Durant le califat d'Abu Bakr, il était l'un des principaux conseillers du calife et son secrétaire. Il fut, également, avec Khalid Ibn Walid, l'un des principaux architectes et stratèges lors de la lutte contre la rébellion en Arabie, à la mort du Prophète. C'est, également, lui qui conseilla Abû Bakr de compiler les différents versets du Coran, afin de les réunir sous forme d'un livre, à la suite de la mort de nombreux maîtres-récitateurs lors de la bataille d'al-Yamâma.
Au cours de ces dix années de califat, les opérations de conquêtes, commencées déjà sous Abû Bakr, connaîtront une grande expansion en Syrie, en Iraq, en Iran et en Égypte. Un empire se constitue alors : l'Empire arabo-musulman. Ce fut la période des conquêtes rapides, qui permirent à l'Islam de se propager loin des frontières naturelles de la Péninsule arabe. À la fin de son règne, toute l'Arabie, une partie de l'Empire sassanide et les provinces syriennes et égyptiennes de l'Empire byzantin avaient été conquises ; le reste des territoires perses fut occupé peu après.

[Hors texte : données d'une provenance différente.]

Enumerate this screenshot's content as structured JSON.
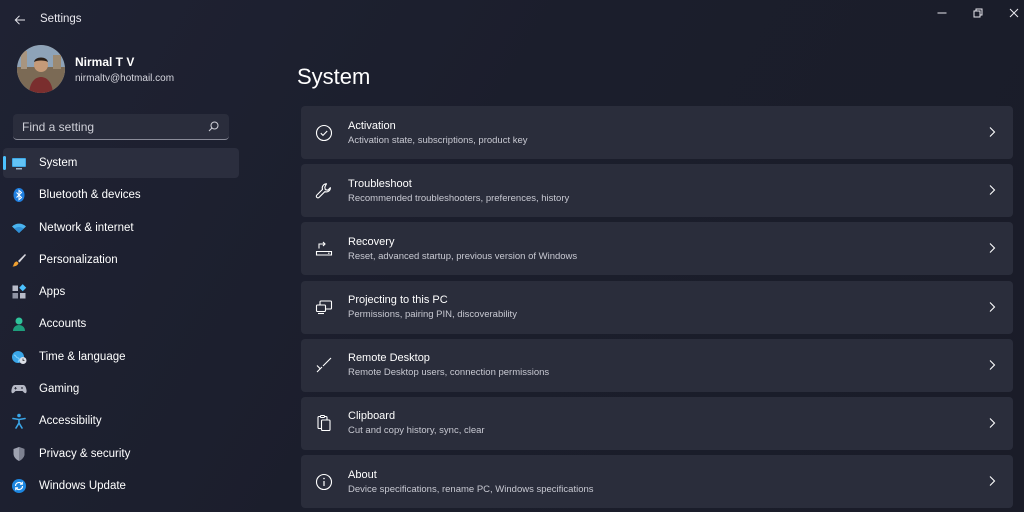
{
  "window": {
    "title": "Settings",
    "controls": [
      "minimize",
      "maximize",
      "close"
    ]
  },
  "profile": {
    "name": "Nirmal T V",
    "email": "nirmaltv@hotmail.com"
  },
  "search": {
    "placeholder": "Find a setting"
  },
  "sidebar": {
    "items": [
      {
        "label": "System",
        "icon": "display-icon",
        "selected": true
      },
      {
        "label": "Bluetooth & devices",
        "icon": "bluetooth-icon"
      },
      {
        "label": "Network & internet",
        "icon": "wifi-icon"
      },
      {
        "label": "Personalization",
        "icon": "brush-icon"
      },
      {
        "label": "Apps",
        "icon": "apps-icon"
      },
      {
        "label": "Accounts",
        "icon": "person-icon"
      },
      {
        "label": "Time & language",
        "icon": "globe-clock-icon"
      },
      {
        "label": "Gaming",
        "icon": "gamepad-icon"
      },
      {
        "label": "Accessibility",
        "icon": "accessibility-icon"
      },
      {
        "label": "Privacy & security",
        "icon": "shield-icon"
      },
      {
        "label": "Windows Update",
        "icon": "update-icon"
      }
    ]
  },
  "main": {
    "title": "System",
    "cards": [
      {
        "title": "Activation",
        "desc": "Activation state, subscriptions, product key",
        "icon": "check-circle-icon"
      },
      {
        "title": "Troubleshoot",
        "desc": "Recommended troubleshooters, preferences, history",
        "icon": "wrench-icon"
      },
      {
        "title": "Recovery",
        "desc": "Reset, advanced startup, previous version of Windows",
        "icon": "recovery-icon"
      },
      {
        "title": "Projecting to this PC",
        "desc": "Permissions, pairing PIN, discoverability",
        "icon": "projecting-icon"
      },
      {
        "title": "Remote Desktop",
        "desc": "Remote Desktop users, connection permissions",
        "icon": "remote-desktop-icon"
      },
      {
        "title": "Clipboard",
        "desc": "Cut and copy history, sync, clear",
        "icon": "clipboard-icon"
      },
      {
        "title": "About",
        "desc": "Device specifications, rename PC, Windows specifications",
        "icon": "info-icon"
      }
    ]
  },
  "colors": {
    "accent": "#4cc2ff",
    "background": "#1f2233",
    "card": "#2a2d3b"
  }
}
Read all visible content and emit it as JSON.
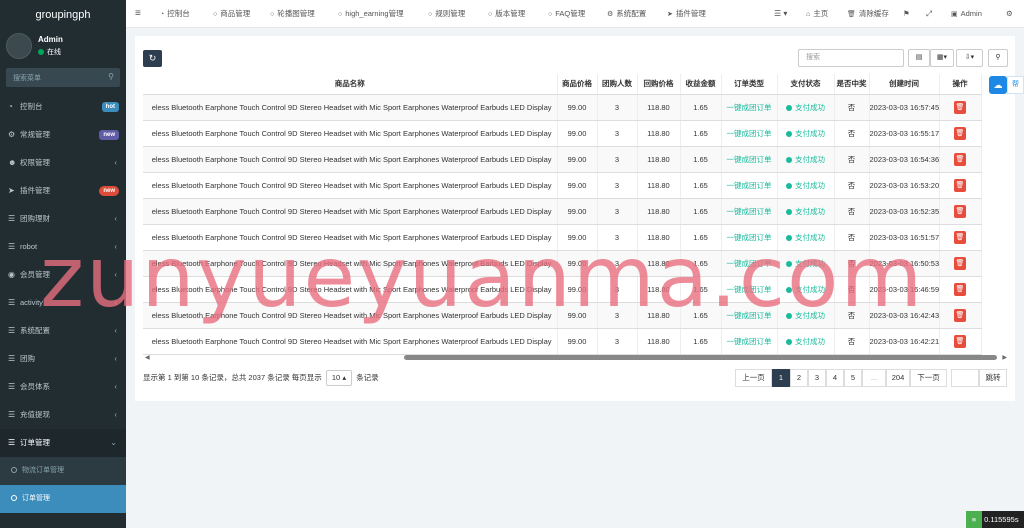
{
  "brand": "groupingph",
  "user": {
    "name": "Admin",
    "status": "在线"
  },
  "sidebar_search_placeholder": "搜索菜单",
  "sidebar": {
    "items": [
      {
        "label": "控制台",
        "icon": "dashboard-icon",
        "badge": "hot"
      },
      {
        "label": "常规管理",
        "icon": "gears-icon",
        "badge": "new"
      },
      {
        "label": "权限管理",
        "icon": "group-icon",
        "chevron": "<"
      },
      {
        "label": "插件管理",
        "icon": "rocket-icon",
        "badge": "new"
      },
      {
        "label": "团购理财",
        "icon": "list-icon",
        "chevron": "<"
      },
      {
        "label": "robot",
        "icon": "list-icon",
        "chevron": "<"
      },
      {
        "label": "会员管理",
        "icon": "user-icon",
        "chevron": "<"
      },
      {
        "label": "activity",
        "icon": "list-icon",
        "chevron": "<"
      },
      {
        "label": "系统配置",
        "icon": "list-icon",
        "chevron": "<"
      },
      {
        "label": "团购",
        "icon": "list-icon",
        "chevron": "<"
      },
      {
        "label": "会员体系",
        "icon": "list-icon",
        "chevron": "<"
      },
      {
        "label": "充值提现",
        "icon": "list-icon",
        "chevron": "<"
      },
      {
        "label": "订单管理",
        "icon": "list-icon",
        "chevron": "v"
      }
    ],
    "subitems": [
      {
        "label": "物流订单管理"
      },
      {
        "label": "订单管理"
      }
    ]
  },
  "topnav": {
    "menu_icon": "≡",
    "tabs": [
      {
        "label": "控制台",
        "icon": "dashboard-icon"
      },
      {
        "label": "商品管理",
        "icon": "circle-icon"
      },
      {
        "label": "轮播图管理",
        "icon": "circle-icon"
      },
      {
        "label": "high_earning管理",
        "icon": "circle-icon"
      },
      {
        "label": "规则管理",
        "icon": "circle-icon"
      },
      {
        "label": "版本管理",
        "icon": "circle-icon"
      },
      {
        "label": "FAQ管理",
        "icon": "circle-icon"
      },
      {
        "label": "系统配置",
        "icon": "gear-icon"
      },
      {
        "label": "插件管理",
        "icon": "rocket-icon"
      }
    ],
    "right": {
      "home": "主页",
      "clear_cache": "清除缓存",
      "admin": "Admin"
    }
  },
  "toolbar": {
    "search_placeholder": "搜索"
  },
  "table": {
    "columns": [
      "商品名称",
      "商品价格",
      "团购人数",
      "回购价格",
      "收益金额",
      "订单类型",
      "支付状态",
      "是否中奖",
      "创建时间",
      "操作"
    ],
    "rows": [
      [
        "eless Bluetooth Earphone Touch Control 9D Stereo Headset with Mic Sport Earphones Waterproof Earbuds LED Display",
        "99.00",
        "3",
        "118.80",
        "1.65",
        "一键成团订单",
        "支付成功",
        "否",
        "2023-03-03 16:57:45"
      ],
      [
        "eless Bluetooth Earphone Touch Control 9D Stereo Headset with Mic Sport Earphones Waterproof Earbuds LED Display",
        "99.00",
        "3",
        "118.80",
        "1.65",
        "一键成团订单",
        "支付成功",
        "否",
        "2023-03-03 16:55:17"
      ],
      [
        "eless Bluetooth Earphone Touch Control 9D Stereo Headset with Mic Sport Earphones Waterproof Earbuds LED Display",
        "99.00",
        "3",
        "118.80",
        "1.65",
        "一键成团订单",
        "支付成功",
        "否",
        "2023-03-03 16:54:36"
      ],
      [
        "eless Bluetooth Earphone Touch Control 9D Stereo Headset with Mic Sport Earphones Waterproof Earbuds LED Display",
        "99.00",
        "3",
        "118.80",
        "1.65",
        "一键成团订单",
        "支付成功",
        "否",
        "2023-03-03 16:53:20"
      ],
      [
        "eless Bluetooth Earphone Touch Control 9D Stereo Headset with Mic Sport Earphones Waterproof Earbuds LED Display",
        "99.00",
        "3",
        "118.80",
        "1.65",
        "一键成团订单",
        "支付成功",
        "否",
        "2023-03-03 16:52:35"
      ],
      [
        "eless Bluetooth Earphone Touch Control 9D Stereo Headset with Mic Sport Earphones Waterproof Earbuds LED Display",
        "99.00",
        "3",
        "118.80",
        "1.65",
        "一键成团订单",
        "支付成功",
        "否",
        "2023-03-03 16:51:57"
      ],
      [
        "eless Bluetooth Earphone Touch Control 9D Stereo Headset with Mic Sport Earphones Waterproof Earbuds LED Display",
        "99.00",
        "3",
        "118.80",
        "1.65",
        "一键成团订单",
        "支付成功",
        "否",
        "2023-03-03 16:50:53"
      ],
      [
        "eless Bluetooth Earphone Touch Control 9D Stereo Headset with Mic Sport Earphones Waterproof Earbuds LED Display",
        "99.00",
        "3",
        "118.80",
        "1.65",
        "一键成团订单",
        "支付成功",
        "否",
        "2023-03-03 16:46:59"
      ],
      [
        "eless Bluetooth Earphone Touch Control 9D Stereo Headset with Mic Sport Earphones Waterproof Earbuds LED Display",
        "99.00",
        "3",
        "118.80",
        "1.65",
        "一键成团订单",
        "支付成功",
        "否",
        "2023-03-03 16:42:43"
      ],
      [
        "eless Bluetooth Earphone Touch Control 9D Stereo Headset with Mic Sport Earphones Waterproof Earbuds LED Display",
        "99.00",
        "3",
        "118.80",
        "1.65",
        "一键成团订单",
        "支付成功",
        "否",
        "2023-03-03 16:42:21"
      ]
    ]
  },
  "pageinfo": {
    "text": "显示第 1 到第 10 条记录，总共 2037 条记录 每页显示",
    "page_size": "10",
    "suffix": "条记录"
  },
  "pagination": {
    "prev": "上一页",
    "pages": [
      "1",
      "2",
      "3",
      "4",
      "5",
      "...",
      "204"
    ],
    "next": "下一页",
    "jump": "跳转"
  },
  "float_widget": {
    "text": "帮"
  },
  "timer": "0.115595s",
  "watermark": "zunyueyuanma.com",
  "colors": {
    "sidebar": "#222d32",
    "active": "#3c8dbc",
    "success": "#18bc9c",
    "danger": "#e74c3c",
    "dark_button": "#2c3e50"
  }
}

Tandis que Umar accède au califat, Khâlid ibn al-Walid, avec un détachement de huit cents cavaliers, remonte vers le Nord ; il prend Bosra, la grande cité caravanière, le 25 février 635, et occupe la Ghûta, la plaine entourant Damas, mais, faute de machines, il ne peut attaquer efficacement la ville. Ce n'est qu'après six mois de siège que Damas finit par se rendre, après négociations, en septembre 635. Entre temps, la ville de Émèse (Homs) avait été occupée.
L'année suivante Héraclus, comprenant la gravité de la situation, rassembla une importante armée confiée à son frère Théodore. Les Musulmans se replièrent vers le Sud, abandonnant Homs et Damas, et s'établirent sur les rives du Yarmouk. C'est là que les Byzantins les attaquèrent. Les Byzantins furent écrasés (20 août 636) et ce succès marque la perte de la Syrie pour eux. À la fin de 636, Damas est occupée une seconde fois. Mais, en 637, Umar changea de chef des armées, remplaçant le général victorieux, le vainqueur de la bataille de Yarmouk, Khalid ibn al-Walid - par crainte probablement de le voir prendre trop d'importance au sein du monde musulman et surtout parmi les troupes - par Abû Ubayda ibn al-Jarrâh. Abû Ubayda gardera néanmoins Khalid à ses côtés un certain temps, jusqu'à son retour à Médine. Les armées musulmanes, commandées donc par Abû Ubayda, secondé par Khalid ibn al-Walid, prirent successivement
en 637 : Balbek, Tibériade, Homs et Hama ainsi que Shayzar sur l'Oronte.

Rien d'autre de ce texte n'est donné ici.